Lors de la présentation du dossier en vue d’exercer au Luxembourg, ces candidats ont à verser la somme de 350 euros. Y viennent s’ajouter par la suite deux autres virements à 75 euros, en tout et pour tout 500 euros pour se voir confirmer au terme d’un examen qui ne mérite guère cette dénomination, que tant leurs études professionnelles que les stages intermittents leur ont fourni les connaissances nécessaires.

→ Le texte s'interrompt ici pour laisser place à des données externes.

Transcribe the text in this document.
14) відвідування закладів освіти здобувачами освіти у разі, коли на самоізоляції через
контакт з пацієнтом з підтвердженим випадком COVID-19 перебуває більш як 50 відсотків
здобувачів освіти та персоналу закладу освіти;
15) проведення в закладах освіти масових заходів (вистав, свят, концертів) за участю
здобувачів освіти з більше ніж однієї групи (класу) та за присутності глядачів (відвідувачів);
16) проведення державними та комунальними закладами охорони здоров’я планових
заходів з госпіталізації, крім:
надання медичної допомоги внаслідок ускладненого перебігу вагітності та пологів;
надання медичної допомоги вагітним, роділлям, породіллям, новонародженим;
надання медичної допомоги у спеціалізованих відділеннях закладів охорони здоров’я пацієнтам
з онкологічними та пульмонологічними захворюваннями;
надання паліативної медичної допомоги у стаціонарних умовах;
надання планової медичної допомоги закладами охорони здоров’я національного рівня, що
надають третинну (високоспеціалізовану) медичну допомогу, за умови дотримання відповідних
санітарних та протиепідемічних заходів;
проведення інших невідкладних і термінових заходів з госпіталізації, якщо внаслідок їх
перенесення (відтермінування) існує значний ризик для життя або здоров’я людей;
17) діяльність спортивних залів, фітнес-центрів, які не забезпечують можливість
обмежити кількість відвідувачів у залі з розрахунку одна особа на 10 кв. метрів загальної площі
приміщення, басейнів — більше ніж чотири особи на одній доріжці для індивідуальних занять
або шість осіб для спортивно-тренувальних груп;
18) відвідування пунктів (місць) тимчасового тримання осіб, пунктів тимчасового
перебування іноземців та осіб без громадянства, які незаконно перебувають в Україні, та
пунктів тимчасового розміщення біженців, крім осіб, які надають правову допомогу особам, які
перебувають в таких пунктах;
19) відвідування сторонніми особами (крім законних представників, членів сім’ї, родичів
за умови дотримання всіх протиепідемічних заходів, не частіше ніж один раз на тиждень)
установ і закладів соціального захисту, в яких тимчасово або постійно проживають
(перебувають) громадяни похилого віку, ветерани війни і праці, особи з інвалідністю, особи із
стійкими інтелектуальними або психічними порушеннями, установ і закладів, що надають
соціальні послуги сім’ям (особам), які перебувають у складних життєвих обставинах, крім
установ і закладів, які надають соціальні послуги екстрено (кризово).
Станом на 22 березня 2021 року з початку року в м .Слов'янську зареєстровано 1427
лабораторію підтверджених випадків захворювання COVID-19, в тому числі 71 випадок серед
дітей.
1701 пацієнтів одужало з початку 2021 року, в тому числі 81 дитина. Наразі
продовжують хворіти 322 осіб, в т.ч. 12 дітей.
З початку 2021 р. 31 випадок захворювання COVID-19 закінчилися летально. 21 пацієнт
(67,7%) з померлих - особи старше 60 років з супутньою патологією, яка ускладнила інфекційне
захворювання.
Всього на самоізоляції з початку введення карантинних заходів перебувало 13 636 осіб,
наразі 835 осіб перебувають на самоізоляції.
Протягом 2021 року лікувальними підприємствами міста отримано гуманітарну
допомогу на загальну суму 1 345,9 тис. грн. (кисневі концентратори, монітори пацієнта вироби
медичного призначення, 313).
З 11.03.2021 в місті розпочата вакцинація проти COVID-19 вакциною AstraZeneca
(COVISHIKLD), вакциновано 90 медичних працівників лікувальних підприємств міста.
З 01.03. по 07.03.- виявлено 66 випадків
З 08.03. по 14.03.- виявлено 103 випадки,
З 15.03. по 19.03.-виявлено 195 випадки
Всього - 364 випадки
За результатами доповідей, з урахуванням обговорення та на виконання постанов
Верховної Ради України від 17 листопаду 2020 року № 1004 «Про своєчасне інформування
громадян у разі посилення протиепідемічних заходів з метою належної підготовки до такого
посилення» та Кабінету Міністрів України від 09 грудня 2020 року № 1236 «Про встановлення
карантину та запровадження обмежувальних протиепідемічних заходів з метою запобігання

Cette obligation peu compréhensible aurait-elle pris ses origines dans la création de nouvelles recettes étatiques? Et les dispositions afférentes continuent de plus belle à valoir à une époque où la pénurie de personnel qualifié dans le domaine des soins se fait cruellement sentir chez nous.

Il serait grand temps d’ accorder à ces nombreux intéressés, ressortissants d’un pays de la Communauté Européenne, l’homologation pure et simple de leur diplôme.